Explanation - Q: 4.5


The correct answer is A. The graph shows a distribution characteristic of a

multifactorial trait. If one wanted to determine the contribution of genes
(heritability) versus non-genetic factors (diet, environment, etc.), a
concordance study in monozygotic (MZ) versus dizygotic (DZ) twins would be
appropriate. Heritability is calculated as (C MZ - CDZ)/(1- CDZ ). It is not
necessary to memorize the calculation but rather to understand the concept
of heritability and concordance studies in twins.
The Hardy-Weinberg equation (choice B) is most commonly used to
calculate carrier frequencies in recessive disease. It can also be used to
calculate the disease prevalence from the carrier frequency. Although it can
be applied to dominant genetic diseases, there is no carrier status in these
conditions and the equation is not typically used in these cases.

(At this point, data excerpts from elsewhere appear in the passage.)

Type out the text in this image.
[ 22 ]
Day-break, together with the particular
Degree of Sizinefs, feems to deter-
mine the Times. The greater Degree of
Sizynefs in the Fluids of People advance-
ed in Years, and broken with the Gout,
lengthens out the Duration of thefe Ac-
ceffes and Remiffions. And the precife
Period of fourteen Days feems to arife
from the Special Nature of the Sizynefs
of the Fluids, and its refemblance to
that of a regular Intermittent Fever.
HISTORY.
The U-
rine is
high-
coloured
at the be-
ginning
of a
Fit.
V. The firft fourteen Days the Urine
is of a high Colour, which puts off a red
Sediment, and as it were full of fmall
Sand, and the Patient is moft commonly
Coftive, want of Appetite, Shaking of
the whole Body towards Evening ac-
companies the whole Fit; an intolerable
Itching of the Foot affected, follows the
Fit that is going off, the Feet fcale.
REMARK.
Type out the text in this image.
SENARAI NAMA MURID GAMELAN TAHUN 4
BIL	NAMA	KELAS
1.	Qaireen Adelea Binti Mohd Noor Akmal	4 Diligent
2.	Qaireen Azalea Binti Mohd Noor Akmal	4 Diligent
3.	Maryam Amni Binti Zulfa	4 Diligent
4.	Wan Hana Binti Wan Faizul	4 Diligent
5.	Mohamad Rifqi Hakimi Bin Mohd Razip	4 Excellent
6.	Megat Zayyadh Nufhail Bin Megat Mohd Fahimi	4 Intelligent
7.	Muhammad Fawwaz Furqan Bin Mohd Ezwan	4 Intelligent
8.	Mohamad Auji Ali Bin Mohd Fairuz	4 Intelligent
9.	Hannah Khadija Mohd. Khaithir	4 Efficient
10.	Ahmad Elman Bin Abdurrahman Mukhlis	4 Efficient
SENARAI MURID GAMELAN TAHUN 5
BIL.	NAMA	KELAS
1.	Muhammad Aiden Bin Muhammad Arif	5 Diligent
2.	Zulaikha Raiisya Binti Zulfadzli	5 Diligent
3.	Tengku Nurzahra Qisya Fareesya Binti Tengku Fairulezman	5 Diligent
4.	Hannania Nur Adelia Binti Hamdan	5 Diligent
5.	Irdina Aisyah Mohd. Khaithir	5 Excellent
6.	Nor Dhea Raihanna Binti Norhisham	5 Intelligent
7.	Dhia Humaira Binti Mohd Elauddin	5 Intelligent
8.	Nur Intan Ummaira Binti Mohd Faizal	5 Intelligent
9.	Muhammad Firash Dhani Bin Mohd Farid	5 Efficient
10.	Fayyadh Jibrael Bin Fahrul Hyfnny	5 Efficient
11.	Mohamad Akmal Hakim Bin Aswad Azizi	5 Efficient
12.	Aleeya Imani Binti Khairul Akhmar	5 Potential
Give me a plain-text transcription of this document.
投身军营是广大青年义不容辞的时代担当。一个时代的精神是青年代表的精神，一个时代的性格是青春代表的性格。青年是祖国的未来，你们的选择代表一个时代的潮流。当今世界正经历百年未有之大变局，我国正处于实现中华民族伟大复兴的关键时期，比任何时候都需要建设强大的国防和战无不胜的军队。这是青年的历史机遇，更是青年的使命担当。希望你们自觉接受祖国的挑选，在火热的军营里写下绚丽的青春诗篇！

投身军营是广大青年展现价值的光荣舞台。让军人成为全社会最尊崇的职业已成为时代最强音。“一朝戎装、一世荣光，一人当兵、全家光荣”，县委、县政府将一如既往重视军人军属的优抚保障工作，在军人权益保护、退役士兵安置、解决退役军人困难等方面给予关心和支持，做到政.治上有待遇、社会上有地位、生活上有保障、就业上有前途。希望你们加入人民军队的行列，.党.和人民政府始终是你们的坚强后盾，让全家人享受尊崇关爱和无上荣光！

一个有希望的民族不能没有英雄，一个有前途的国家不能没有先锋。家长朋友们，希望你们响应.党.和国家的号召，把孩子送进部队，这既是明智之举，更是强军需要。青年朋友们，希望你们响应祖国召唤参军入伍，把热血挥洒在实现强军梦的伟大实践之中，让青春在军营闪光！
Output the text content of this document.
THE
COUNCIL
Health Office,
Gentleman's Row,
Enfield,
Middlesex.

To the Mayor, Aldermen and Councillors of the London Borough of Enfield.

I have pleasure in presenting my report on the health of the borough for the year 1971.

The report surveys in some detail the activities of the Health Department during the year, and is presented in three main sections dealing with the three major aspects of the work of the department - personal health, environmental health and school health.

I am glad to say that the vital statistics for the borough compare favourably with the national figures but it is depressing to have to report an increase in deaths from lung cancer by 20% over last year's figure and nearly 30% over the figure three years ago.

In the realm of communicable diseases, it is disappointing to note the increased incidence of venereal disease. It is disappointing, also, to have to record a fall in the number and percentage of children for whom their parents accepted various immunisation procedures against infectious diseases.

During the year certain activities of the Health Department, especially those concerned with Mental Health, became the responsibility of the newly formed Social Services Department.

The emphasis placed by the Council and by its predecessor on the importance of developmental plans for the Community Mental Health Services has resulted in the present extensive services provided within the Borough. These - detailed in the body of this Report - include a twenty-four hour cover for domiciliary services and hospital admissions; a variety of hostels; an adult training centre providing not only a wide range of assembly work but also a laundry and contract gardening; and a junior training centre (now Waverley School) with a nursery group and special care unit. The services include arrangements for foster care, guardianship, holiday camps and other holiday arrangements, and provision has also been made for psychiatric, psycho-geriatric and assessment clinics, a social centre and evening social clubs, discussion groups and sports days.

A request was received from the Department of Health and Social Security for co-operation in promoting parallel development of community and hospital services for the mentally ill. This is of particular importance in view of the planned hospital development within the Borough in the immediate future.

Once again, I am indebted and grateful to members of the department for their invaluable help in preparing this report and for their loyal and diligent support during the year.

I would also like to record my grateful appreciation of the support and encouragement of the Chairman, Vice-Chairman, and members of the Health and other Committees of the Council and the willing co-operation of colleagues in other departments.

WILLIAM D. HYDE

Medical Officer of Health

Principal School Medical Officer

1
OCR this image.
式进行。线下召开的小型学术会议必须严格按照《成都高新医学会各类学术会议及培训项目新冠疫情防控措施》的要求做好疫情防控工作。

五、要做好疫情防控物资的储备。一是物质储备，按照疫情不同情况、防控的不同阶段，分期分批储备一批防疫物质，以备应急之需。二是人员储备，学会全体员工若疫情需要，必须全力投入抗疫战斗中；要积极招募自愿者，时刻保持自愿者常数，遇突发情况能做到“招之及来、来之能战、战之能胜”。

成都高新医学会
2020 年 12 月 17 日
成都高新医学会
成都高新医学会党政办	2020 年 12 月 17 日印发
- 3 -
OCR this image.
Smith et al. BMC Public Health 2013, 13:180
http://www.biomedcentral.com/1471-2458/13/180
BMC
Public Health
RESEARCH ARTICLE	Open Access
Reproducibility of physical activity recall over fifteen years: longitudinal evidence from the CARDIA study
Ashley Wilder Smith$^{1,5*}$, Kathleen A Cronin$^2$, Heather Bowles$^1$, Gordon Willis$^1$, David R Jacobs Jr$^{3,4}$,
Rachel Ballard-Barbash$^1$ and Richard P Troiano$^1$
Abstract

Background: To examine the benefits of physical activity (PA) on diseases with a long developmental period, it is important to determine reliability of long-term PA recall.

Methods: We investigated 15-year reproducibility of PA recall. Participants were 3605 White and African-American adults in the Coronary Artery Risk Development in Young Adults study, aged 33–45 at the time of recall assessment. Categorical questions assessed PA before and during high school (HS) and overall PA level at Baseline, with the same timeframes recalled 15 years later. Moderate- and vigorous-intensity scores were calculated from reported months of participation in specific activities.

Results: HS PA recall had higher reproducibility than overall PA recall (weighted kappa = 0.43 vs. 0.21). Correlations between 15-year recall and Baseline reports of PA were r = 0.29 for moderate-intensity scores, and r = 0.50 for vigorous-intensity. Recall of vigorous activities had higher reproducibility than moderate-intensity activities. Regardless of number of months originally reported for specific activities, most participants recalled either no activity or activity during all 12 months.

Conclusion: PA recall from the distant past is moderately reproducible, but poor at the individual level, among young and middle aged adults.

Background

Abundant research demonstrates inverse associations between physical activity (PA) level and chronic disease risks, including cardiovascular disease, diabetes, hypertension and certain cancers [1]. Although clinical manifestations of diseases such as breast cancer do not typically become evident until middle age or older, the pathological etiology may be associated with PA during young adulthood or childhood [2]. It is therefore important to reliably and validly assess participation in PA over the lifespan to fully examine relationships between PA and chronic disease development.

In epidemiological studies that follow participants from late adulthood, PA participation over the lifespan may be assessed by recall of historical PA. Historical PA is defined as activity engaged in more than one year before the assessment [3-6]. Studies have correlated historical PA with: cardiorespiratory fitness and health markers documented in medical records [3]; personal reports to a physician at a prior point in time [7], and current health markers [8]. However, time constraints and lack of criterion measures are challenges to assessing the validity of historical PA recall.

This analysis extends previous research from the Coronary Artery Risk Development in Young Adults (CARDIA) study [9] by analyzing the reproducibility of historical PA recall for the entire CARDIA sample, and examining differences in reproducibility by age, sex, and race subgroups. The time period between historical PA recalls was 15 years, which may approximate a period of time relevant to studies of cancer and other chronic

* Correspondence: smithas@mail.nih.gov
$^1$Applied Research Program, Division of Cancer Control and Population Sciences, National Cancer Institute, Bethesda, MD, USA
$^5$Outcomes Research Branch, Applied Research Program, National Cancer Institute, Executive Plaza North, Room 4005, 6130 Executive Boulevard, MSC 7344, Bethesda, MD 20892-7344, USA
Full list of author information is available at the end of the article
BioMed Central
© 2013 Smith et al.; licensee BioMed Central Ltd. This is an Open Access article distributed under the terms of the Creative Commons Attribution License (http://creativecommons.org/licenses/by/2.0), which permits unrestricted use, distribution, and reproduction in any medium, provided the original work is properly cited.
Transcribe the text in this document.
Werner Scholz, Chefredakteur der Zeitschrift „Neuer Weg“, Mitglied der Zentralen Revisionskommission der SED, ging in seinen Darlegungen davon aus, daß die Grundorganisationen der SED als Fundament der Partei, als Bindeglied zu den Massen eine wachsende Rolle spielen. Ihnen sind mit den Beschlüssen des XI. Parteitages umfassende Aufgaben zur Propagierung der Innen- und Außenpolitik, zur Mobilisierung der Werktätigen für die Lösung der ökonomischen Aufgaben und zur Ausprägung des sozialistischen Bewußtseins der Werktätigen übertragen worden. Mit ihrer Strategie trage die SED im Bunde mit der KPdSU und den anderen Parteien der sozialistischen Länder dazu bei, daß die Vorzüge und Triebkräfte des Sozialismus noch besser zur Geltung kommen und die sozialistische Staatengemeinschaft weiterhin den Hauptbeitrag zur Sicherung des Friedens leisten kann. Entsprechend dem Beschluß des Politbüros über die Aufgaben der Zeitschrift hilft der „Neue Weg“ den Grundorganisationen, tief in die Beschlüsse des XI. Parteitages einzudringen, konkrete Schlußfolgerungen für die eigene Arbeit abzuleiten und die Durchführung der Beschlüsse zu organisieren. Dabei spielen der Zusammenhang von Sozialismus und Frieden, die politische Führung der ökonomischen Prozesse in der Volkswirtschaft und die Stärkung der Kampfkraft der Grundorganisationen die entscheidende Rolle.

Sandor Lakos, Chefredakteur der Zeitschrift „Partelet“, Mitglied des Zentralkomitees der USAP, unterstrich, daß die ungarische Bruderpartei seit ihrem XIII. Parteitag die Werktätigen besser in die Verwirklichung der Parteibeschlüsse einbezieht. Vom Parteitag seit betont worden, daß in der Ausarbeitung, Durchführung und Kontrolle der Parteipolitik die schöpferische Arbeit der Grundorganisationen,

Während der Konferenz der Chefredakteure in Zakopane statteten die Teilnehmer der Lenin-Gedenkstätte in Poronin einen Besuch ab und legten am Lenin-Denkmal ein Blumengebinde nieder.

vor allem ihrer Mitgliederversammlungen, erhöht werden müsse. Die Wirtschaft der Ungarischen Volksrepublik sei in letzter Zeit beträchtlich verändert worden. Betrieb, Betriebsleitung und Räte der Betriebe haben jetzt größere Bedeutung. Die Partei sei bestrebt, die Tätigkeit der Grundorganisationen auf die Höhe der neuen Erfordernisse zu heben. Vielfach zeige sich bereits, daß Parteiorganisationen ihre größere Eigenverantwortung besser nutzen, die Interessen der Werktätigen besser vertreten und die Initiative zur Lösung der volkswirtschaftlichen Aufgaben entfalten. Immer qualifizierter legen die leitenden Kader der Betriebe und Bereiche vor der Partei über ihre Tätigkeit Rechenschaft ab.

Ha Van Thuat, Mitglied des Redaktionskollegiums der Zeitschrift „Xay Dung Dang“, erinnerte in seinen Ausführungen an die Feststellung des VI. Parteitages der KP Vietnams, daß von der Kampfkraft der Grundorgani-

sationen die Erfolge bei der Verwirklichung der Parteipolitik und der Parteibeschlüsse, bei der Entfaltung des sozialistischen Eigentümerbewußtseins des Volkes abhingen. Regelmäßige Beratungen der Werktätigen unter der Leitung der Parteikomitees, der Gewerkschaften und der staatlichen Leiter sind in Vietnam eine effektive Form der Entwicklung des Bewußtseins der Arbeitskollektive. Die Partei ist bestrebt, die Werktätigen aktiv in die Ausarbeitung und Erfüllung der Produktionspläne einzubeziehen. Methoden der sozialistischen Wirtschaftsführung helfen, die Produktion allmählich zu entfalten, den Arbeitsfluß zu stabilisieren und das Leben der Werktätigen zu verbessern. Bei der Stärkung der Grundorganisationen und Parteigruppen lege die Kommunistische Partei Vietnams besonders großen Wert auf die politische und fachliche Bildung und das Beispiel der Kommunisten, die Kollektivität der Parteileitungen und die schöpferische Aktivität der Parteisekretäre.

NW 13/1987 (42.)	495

Linkage dysequilibrium exists if specific combinations of alleles at two loci are
seen together more often than expected by chance. Calculation of linkage
dysequilibrium (choice C) is most commonly used in mapping genes.
A LOD score calculation (choice D) is used to identify linkage between two
genetic loci. A common usage is in establishing linkage between a disease
phenotype and a known chromosomal marker in an effort to map the gene
A spectral karyotype (choice E) is used to assess cytogenetic abnormalities
such as trisomies, deletions, and translocations.